Egitto: aridatece er baffone

 

EgittoTulle le rivoluzioni hanno dinamiche storiche: richiedono tempo e ricadute, prima di raggiungere il loro approdo. E’ difficile dire oggi a quale punto sia arrivata la Primavera egiziana. Secondo Gehad el-Haddad, portavoce di Libertà e giustizia, il braccio politico della Fratellanza islamica, “siamo all’anno uno della democrazia”.

  E’ possibile ma non certo, due anni e mezzo dopo l’esplosione di piazza Tahrir. Se occorreva, una prova l’ha offerto un interessante media forum italo-egiziano organizzato dall’ambasciata italiana al Cairo, alla quale finalmente il nuovo titolare, Maurizio Massari, ha dato una mano di vernice fresca: nello stretto senso fisico del termine e anche nello spirito. E lo sponsor è stata una banca italiana, Alexbank (Intesa San Paolo ha l'80%).

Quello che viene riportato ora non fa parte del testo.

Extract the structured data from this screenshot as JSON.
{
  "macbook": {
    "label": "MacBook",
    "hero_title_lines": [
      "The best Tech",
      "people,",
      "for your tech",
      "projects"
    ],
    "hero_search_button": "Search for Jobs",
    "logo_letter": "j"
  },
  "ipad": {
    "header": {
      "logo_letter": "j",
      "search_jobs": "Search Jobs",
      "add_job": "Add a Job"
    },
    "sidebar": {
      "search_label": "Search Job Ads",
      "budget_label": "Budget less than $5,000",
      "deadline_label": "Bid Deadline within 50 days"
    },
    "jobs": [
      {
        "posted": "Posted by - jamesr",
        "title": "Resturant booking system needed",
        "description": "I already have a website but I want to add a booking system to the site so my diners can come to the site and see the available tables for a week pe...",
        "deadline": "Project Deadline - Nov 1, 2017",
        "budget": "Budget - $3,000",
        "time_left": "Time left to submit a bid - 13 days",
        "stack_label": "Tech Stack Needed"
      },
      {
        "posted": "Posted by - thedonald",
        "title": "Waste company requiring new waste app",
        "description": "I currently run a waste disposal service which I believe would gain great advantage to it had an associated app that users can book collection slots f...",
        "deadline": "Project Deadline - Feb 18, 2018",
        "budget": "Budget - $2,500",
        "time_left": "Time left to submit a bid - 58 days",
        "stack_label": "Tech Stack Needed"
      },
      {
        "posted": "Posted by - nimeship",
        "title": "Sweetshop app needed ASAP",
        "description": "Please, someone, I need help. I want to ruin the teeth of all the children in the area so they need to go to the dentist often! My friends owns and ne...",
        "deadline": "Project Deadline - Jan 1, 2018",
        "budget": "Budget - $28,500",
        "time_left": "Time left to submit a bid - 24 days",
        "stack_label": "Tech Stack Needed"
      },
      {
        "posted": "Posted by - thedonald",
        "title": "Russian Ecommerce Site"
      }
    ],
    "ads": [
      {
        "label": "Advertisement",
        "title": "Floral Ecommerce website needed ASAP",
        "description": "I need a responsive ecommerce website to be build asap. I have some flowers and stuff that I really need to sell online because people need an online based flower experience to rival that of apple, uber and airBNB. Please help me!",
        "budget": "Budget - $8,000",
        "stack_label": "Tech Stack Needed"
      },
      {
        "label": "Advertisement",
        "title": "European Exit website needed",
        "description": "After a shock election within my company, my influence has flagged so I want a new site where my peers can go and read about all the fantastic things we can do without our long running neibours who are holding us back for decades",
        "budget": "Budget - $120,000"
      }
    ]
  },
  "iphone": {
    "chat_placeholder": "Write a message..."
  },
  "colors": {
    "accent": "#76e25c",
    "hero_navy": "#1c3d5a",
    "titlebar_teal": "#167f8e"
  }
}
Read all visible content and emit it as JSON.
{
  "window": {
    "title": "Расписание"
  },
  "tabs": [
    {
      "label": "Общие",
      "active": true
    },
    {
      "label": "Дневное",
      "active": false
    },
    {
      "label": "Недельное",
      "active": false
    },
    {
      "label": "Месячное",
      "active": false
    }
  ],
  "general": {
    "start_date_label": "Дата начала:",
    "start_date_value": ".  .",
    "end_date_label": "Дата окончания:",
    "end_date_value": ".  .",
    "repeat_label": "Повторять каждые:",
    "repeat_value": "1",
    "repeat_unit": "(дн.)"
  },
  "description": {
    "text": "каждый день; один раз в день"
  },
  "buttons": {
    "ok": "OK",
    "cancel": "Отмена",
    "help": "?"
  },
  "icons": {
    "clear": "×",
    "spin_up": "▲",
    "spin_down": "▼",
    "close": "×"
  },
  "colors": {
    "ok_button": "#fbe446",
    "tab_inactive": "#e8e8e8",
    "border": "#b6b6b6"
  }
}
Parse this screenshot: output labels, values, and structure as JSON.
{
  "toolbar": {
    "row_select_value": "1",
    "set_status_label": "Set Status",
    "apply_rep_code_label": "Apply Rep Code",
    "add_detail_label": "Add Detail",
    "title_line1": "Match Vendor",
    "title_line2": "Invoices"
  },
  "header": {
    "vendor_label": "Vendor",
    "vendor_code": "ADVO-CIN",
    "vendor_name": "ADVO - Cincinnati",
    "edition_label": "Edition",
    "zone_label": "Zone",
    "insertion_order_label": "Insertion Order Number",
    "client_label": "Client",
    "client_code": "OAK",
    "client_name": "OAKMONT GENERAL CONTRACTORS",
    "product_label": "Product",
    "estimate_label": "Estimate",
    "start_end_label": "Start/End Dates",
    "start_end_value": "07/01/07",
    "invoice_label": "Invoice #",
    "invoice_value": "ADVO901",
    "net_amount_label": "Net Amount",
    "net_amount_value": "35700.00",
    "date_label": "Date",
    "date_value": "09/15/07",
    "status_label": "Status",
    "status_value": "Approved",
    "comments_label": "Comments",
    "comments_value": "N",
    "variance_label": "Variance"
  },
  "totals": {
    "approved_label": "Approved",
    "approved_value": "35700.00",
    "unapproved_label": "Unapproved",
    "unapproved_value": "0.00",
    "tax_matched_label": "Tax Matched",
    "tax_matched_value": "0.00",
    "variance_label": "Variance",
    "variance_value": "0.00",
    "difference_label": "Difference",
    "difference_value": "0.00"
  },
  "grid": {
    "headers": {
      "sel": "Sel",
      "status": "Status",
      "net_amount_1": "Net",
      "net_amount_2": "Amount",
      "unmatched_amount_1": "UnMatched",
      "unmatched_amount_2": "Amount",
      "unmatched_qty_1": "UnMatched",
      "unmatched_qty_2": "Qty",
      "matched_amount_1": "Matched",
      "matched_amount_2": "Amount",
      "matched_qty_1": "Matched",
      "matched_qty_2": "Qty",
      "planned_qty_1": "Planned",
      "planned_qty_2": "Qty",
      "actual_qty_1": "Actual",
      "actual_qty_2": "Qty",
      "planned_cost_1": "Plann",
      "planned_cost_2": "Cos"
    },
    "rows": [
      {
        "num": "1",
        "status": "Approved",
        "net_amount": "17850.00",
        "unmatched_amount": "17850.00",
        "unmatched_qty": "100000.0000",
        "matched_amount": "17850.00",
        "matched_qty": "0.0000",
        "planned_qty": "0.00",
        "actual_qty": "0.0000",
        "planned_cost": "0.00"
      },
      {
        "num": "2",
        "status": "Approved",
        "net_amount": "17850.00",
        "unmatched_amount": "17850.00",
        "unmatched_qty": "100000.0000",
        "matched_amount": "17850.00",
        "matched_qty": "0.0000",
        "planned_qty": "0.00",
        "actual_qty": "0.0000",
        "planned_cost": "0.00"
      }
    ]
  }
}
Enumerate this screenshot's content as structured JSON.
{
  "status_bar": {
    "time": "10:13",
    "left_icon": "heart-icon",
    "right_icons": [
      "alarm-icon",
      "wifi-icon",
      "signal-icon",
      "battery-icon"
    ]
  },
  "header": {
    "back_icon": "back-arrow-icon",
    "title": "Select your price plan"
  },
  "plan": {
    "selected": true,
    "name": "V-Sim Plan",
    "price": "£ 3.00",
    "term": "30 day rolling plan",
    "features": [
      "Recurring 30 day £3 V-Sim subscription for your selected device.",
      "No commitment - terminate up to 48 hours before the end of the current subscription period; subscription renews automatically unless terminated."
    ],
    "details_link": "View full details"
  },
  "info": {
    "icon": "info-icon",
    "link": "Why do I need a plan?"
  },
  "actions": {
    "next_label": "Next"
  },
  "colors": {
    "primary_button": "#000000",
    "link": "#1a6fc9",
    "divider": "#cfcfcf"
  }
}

In mezzo alla crisi finanziaria ed economica globale ancora accadono di queste cose.

  C’era quasi tutta la stampa egiziana e, soprattutto, i rappresentanti di quasi tutti gli orientamenti politici: Fratelli musulmani, salafiti, il fronte laico di salvezza nazionale, i liberal-nazionalisti del Wafd, eccetera. E’ utile ricordare che al momento l’Egitto è un Paese fuori legge con se stesso. Un’istituzione alla volta, i giudici hanno azzerato tutto il legislativo per irregolarità costituzionale: il parlamento, il senato e anche la commissione costituzionale che aveva redatto la nuova carta fondamentale, poi ratificata da un referendum. Per conseguenza logica, l’Egitto non ha più una costituzione: quella che dovrebbe stabilire cosa è e non è legale.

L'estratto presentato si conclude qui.